BOSTON—“Medical logic modules are the motor of our EHR,” said Kenneth Ong, MD, MPH, CMIO of New York Hospital Queens, speaking at the AMDIS Fall Symposium. The facility has focused on clinical decision support interventions to improve quality through the use of 229 modules, he said.
Ong said he spoke with someone from a Texas facility that has 800 separate rules. The problem with that, however, is that they all have to be maintained. With that volume, facilities need to question whether it’s worth the trouble to build them.
Another challenge is the misalignment of quality measures, Ong said, which has affected his facility’s efforts to maintain its stroke center of excellence status. The hospital spent $200,000 to analyze its clinical quality measures but they can’t use the system because the Centers for Medicare & Medicaid Services’ measures are different than both the state of New York and the American Stroke Association’s Get with the Guidelines’ measures.
Andrew Karson, MD, MPH, internist at Massachusetts General Hospital in Boston, discussed Partners HealthCare’s migration to a commercial EHR and how that will impact the best of breed system the organization has had in place for many years.
“There are lots of niches with innovative silos and there are a lot of silos. That is expensive to maintain,” he said. Several factors drove the decision to implement a new EHR including the shift from volume to value, risk sharing that requires tighter coordination and integration of care delivery, personalized medicine and heightened demand for healthcare reform from all sectors of the economy.
Partners’ new eCare Structure involved a process redesign. “Partners institutions each have had a robust set of activities to make processes better.” The goal is to take those best practices and converge them with the offerings of the new EHR. To facilitate that effort, Partners has several teams, including clinical informatics. This team is focused on clinical decision support, knowledge management and terminologies. “We’re going to be looking at our processes and taking the best of both worlds and think of how to do this in a timely way.”
Partners also is in the process of establishing an Innovation Council which is in the process of defining itself and determining how to stimulate external and internal innovation, how to disseminate new ideas and how to fund them. Another newly established group is a prioritization framework subgroup focused on how “PIRC”—priority, impact, readiness and complexity. “As people propose innovative ideas, we want to think how to prioritize to support our mission and create value.
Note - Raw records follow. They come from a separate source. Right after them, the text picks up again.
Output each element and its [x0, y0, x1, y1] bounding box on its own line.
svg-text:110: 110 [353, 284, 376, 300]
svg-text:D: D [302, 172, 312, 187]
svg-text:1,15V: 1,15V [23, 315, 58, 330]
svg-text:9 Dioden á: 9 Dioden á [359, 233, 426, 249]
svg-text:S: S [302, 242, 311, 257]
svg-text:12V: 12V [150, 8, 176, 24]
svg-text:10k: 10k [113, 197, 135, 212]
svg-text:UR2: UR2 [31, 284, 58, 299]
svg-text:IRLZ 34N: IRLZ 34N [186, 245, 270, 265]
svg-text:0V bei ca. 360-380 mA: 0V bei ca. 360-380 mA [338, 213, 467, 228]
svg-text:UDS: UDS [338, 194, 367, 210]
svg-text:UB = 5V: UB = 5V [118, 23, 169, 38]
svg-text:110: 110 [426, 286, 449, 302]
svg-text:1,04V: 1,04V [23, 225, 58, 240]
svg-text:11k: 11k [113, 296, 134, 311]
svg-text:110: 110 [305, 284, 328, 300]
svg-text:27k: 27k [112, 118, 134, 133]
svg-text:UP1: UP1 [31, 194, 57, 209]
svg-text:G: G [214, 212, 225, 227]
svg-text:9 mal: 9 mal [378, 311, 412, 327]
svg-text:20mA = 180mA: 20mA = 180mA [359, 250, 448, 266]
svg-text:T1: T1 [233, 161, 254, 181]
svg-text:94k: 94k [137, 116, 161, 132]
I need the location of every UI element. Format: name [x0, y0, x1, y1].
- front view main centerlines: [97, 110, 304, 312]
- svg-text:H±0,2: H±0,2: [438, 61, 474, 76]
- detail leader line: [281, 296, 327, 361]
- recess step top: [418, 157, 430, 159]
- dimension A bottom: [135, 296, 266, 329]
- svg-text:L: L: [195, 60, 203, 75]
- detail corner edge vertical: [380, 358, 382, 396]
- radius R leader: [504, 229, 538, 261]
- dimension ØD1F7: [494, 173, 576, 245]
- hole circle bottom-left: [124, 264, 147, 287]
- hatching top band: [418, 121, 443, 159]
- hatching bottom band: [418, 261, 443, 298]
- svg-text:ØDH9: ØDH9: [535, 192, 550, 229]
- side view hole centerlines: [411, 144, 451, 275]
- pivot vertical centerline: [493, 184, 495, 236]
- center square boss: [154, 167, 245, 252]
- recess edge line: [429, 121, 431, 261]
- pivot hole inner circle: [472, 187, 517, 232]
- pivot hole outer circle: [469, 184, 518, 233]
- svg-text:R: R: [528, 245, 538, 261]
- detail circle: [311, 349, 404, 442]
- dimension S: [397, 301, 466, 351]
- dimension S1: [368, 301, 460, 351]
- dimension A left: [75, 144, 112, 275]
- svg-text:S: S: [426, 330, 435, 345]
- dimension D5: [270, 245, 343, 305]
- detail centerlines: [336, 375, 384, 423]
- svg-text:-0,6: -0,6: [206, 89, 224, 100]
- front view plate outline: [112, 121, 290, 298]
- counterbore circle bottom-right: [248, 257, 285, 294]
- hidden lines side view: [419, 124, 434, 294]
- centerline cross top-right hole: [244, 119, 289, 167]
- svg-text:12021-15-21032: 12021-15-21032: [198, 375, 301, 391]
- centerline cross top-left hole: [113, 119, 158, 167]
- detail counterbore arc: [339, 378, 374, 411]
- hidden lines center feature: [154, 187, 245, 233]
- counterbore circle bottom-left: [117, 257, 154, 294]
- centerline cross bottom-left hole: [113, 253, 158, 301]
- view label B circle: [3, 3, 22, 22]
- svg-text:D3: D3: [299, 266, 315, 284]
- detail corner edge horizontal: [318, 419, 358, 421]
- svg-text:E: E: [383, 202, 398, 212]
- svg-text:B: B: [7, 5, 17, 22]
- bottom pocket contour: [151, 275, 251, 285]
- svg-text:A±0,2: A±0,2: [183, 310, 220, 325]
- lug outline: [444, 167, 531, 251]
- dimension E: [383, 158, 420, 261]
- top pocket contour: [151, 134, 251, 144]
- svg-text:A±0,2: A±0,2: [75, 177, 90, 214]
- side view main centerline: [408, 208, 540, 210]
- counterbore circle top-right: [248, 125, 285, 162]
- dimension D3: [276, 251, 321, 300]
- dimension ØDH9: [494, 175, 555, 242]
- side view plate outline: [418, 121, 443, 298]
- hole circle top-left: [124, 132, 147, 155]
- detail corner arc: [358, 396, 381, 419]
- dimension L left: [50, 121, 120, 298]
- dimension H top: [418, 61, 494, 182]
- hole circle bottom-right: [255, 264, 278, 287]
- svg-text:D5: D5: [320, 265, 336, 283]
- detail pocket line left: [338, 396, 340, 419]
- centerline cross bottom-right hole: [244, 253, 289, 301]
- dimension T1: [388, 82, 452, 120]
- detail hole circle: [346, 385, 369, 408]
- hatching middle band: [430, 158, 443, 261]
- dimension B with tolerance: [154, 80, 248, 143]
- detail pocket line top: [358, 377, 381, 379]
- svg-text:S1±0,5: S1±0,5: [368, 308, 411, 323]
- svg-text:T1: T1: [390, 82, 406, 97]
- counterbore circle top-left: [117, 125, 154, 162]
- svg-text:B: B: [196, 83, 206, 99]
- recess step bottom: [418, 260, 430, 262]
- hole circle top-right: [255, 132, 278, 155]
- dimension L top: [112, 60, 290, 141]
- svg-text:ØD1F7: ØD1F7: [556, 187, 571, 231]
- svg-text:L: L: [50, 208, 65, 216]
How complicated is it to execute in our environment?”
Karson said Partners is “at the very early stages of our journey with this commercial EHR and attempting to innovate mainly through process redesign. We’re attempting to innovate mainly through process redesign, fostering innovation and prioritizing efforts.”
When asked about physician engagement and usability, Ong said department chairs are part of the clinical decision support committee which allows for their participation from the beginning of an effort. Karson said that many of Partners’ homegrown systems were built by the providers using them. “In the new environment, we’re hoping to have usability testing labs because if something is not usable, it’s torture for everybody.”
Both speakers said healthcare delivery organizations would be well served by a private-public partnership that created a website posting various interventions. It could explain where rules have been used and the associated outcomes, Ong explained. “It would be good to have a place that we can all go to and share this information. We should all be using our vendors to learn from other customers. We need to learn from each other outside and above our vendors.” The effort is full time and takes a whole team, he added.
Karson said Partners is working on having clinicians own workflow redesign and “make them advocates of change. We’re trying to set the stage for that.”